Frisancho detalló que el programa de educación financiera desarrollado por el Ministerio de Educación, la SBS y la Asociación de Bancos fue analizado entre los alumnos de 3°, 4° y 5° de secundaria de 300 escuelas públicas (150 recibieron el programa y 150 no lo hicieron), con una muestra de 20 000 estudiantes de un total de 60 000.
Así, se encontró los siguientes cambios en el comportamiento de los adolescentes impactados por el programa: cuando empezaron su vida económica tuvieron menores niveles de morosidad y, además, luego de siete años. sus deudas tendieron a ser del tipo no revolvente, que se considera es menos costosa que la deuda revolvente.
También se encontró que quieres recibieron el curso, han tendido a tener mayores niveles de deuda, pero menores niveles de morosidad, lo que hace presumir que tienen un manejo financiero adecuado.

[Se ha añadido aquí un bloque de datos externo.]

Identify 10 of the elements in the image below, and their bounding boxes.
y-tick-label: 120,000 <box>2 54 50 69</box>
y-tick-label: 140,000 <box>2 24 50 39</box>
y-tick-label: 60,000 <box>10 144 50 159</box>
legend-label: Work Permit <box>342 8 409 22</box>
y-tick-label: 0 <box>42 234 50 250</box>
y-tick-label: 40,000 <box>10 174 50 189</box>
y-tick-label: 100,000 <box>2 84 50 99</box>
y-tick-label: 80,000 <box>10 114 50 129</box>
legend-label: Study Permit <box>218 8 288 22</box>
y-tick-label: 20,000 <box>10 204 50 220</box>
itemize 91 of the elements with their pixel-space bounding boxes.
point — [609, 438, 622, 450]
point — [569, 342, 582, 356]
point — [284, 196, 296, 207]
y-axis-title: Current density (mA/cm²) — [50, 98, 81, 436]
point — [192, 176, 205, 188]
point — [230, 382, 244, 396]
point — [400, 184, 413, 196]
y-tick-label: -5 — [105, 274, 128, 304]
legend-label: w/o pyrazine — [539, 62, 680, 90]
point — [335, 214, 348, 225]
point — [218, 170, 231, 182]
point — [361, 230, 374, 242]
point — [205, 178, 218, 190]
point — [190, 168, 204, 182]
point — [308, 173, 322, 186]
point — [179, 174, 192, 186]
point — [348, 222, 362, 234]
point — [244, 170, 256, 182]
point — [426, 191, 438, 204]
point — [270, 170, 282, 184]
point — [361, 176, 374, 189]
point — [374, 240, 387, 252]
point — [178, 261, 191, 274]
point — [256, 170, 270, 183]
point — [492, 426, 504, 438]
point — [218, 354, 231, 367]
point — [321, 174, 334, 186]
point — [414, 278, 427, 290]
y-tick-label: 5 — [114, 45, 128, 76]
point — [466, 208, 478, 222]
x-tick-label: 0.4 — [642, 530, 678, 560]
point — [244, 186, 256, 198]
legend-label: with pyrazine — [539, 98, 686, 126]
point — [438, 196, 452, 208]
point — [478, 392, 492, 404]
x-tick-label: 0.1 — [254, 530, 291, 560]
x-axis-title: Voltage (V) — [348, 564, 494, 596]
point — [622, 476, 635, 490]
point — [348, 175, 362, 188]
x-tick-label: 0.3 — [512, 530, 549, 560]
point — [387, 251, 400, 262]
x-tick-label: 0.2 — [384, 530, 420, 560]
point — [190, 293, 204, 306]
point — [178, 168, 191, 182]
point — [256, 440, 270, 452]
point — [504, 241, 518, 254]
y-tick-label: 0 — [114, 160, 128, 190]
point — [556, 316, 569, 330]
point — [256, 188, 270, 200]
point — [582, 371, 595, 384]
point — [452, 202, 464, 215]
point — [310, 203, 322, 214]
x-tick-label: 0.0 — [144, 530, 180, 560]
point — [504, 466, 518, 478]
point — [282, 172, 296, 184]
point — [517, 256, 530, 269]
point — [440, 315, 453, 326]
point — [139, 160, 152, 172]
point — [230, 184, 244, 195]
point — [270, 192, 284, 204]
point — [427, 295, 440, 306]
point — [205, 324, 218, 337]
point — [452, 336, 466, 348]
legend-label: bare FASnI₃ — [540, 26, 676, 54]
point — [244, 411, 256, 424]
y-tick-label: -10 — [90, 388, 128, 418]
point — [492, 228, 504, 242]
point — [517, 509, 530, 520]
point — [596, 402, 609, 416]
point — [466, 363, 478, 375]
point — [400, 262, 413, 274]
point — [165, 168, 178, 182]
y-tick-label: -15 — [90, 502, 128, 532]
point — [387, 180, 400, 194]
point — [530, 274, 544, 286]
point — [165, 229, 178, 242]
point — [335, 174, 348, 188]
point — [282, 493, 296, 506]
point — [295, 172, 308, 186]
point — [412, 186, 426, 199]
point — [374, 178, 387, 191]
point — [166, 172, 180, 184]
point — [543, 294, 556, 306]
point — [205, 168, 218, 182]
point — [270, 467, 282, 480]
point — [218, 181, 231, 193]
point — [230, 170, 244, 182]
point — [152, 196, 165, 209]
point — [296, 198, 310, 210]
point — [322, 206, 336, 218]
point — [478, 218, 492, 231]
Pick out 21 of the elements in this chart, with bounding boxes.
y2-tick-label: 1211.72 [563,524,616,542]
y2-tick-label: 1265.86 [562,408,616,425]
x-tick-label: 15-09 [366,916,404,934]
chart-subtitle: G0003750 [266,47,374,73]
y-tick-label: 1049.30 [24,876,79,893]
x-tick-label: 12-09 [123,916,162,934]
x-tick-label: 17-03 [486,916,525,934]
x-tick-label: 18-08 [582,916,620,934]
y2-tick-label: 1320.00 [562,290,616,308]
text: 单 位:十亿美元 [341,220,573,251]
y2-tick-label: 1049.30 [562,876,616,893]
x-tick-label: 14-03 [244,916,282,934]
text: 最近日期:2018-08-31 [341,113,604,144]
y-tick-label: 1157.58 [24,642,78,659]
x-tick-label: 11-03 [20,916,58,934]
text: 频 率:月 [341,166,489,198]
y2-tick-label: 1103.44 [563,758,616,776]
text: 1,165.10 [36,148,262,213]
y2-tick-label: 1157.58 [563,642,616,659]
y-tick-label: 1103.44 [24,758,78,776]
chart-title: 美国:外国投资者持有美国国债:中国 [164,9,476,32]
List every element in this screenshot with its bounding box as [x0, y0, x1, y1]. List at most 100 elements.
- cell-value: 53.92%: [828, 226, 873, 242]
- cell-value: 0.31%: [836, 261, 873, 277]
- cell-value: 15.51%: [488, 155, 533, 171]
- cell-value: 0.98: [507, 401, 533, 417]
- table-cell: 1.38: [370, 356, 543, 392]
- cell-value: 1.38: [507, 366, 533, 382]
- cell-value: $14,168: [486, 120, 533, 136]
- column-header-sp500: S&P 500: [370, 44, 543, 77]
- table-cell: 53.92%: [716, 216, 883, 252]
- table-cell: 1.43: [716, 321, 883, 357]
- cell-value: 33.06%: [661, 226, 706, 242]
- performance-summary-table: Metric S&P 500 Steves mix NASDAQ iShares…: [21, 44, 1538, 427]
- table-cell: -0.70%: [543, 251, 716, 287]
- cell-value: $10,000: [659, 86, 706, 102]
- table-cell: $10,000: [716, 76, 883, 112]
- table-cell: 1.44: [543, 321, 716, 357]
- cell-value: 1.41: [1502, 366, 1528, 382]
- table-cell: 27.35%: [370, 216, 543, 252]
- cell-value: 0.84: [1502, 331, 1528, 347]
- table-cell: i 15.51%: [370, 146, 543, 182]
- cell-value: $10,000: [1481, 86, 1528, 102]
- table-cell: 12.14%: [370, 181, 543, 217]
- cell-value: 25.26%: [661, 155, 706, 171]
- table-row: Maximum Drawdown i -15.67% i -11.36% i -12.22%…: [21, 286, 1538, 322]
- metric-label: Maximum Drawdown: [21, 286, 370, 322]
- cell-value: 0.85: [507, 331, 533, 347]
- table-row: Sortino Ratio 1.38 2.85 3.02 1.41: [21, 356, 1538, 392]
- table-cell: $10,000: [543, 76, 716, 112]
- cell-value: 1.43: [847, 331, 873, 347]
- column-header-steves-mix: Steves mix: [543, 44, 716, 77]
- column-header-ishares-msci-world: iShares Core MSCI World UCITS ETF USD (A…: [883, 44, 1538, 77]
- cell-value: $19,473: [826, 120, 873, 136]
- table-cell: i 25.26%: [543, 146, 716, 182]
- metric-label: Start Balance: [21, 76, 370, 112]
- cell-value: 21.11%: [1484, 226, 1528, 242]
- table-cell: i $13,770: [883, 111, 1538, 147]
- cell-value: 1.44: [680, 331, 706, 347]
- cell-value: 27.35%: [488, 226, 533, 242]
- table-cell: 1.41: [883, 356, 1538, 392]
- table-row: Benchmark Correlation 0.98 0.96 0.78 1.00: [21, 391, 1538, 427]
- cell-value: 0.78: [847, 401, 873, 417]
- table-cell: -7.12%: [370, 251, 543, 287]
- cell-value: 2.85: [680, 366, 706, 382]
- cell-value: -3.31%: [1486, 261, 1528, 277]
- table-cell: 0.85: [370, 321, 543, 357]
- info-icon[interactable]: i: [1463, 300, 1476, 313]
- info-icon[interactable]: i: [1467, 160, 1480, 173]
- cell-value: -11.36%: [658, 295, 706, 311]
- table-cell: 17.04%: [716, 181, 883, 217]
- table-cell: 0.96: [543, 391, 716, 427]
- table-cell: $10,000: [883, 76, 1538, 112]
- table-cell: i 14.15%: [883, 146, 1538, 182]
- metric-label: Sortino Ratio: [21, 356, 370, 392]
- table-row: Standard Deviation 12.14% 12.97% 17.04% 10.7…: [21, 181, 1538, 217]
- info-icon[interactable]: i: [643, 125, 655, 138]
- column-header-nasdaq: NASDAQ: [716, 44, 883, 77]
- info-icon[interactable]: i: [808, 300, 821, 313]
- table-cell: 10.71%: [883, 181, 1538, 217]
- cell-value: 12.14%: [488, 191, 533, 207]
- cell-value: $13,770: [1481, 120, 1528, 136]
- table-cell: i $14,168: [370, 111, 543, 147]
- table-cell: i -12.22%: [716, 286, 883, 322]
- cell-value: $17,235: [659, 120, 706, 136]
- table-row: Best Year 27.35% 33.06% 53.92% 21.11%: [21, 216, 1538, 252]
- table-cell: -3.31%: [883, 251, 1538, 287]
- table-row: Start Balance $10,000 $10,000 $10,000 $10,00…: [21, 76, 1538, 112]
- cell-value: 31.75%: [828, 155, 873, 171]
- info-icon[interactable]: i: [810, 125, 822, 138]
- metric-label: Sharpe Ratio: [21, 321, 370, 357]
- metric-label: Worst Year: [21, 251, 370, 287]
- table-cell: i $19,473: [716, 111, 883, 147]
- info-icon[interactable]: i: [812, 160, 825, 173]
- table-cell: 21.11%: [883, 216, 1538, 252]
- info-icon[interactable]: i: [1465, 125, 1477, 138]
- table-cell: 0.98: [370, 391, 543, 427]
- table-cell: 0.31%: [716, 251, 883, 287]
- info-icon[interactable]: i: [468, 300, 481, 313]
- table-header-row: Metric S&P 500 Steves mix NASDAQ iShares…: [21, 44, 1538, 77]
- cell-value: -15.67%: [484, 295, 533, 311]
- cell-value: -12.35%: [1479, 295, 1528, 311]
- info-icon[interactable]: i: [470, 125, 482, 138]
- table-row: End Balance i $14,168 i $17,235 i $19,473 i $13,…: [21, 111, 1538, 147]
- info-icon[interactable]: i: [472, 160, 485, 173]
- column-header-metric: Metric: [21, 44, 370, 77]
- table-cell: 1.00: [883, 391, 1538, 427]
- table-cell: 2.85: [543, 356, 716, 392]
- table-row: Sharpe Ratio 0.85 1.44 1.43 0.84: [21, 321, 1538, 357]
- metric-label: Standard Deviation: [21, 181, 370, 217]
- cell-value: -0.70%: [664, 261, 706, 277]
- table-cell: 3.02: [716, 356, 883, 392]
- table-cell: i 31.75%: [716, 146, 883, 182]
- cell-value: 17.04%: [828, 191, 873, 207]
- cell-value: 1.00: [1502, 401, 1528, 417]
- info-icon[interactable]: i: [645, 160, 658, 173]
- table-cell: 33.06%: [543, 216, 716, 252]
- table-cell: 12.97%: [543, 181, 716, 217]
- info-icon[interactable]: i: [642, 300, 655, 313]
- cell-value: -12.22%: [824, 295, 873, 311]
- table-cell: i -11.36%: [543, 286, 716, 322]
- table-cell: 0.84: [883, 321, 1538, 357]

La economista de la CAF resaltó que otros hallazgos destacables fueron que la inclusión de cursos de educación financiera no tiene costos académicos (no retrasan el aprendizaje de otras materias).
Y, por otro lado, estos cursos tienen efectos multiplicadores en los docentes que dictaron el curso y en los padres. En el caso de los docentes, se notó un cambio importante en la probabilidad de ahorrar y en sus capacidades financieras; mientras que, en el hogar, los padres de alumnos con ingresos bajos redujeron en 26 % el incumplimiento de sus obligaciones, mejoraron en 5 % su puntaje de crédito y su deuda vigente aumentó en 40 %.
“Es necesario que se apoye la inclusión de cursos obligatorios de educación financiera en la currícula escolar”, concluyó.